Grade I is microscopic fiber disruption with some internal hemorrhage in the ligament, local pain at palpation, and no instability.
Grade II corresponds to partial macroscopic tears of the ligament, local pain, and increased knee mobility with valgus stress.
Grade III is the complete disruption of the ligament and clear instability.
MRI findings are obtuse margins of the ligament, focal signal intensity increase (edema, hemorrhage); disruption of ligament continuity, wavy contours, and eventually separation from the bony insertion site. There may be increased signal intensity in the periligamentous tissue, with loss of a clear delineation of the subcutaneous fat.
Lateral collateral ligament tear
In contrast to the MCL, the LCL does not blend with the joint capsule.
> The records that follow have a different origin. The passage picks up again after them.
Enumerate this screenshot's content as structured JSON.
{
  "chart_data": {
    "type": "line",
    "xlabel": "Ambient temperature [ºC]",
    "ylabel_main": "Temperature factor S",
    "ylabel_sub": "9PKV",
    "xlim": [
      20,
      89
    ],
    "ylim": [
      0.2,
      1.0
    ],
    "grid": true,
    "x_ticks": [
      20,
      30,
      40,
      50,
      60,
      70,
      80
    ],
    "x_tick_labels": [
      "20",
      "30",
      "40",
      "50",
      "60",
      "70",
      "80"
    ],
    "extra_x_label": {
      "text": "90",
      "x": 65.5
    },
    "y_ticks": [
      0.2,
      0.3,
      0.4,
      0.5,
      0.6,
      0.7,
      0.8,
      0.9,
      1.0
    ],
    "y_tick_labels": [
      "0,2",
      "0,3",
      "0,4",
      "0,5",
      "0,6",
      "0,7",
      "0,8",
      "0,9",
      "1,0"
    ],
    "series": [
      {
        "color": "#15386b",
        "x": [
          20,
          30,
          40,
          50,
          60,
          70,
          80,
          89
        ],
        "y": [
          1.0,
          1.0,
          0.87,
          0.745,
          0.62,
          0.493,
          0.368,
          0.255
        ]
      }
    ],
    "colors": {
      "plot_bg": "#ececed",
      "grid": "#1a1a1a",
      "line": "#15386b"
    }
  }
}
It has a more oval, cross-sectional shape running from the lateral aspect of the fibular head to the lateral femoral condyle. Slight angulation of the coronal plane may help to visualize the LCL in its entire length within one section. Similar to the MCL, three grades of injury can be diagnosed for the LCL with corresponding MRI findings. However, whereas more and more often there is conservative treatment for MCL tears, complete LCL disruption constitutes a serious injury to the posterolateral corner of the knee, which if left untreated, results in continued posterolateral instability and a high rate of ACL or PCL repair failure and premature osteoarthritis OA.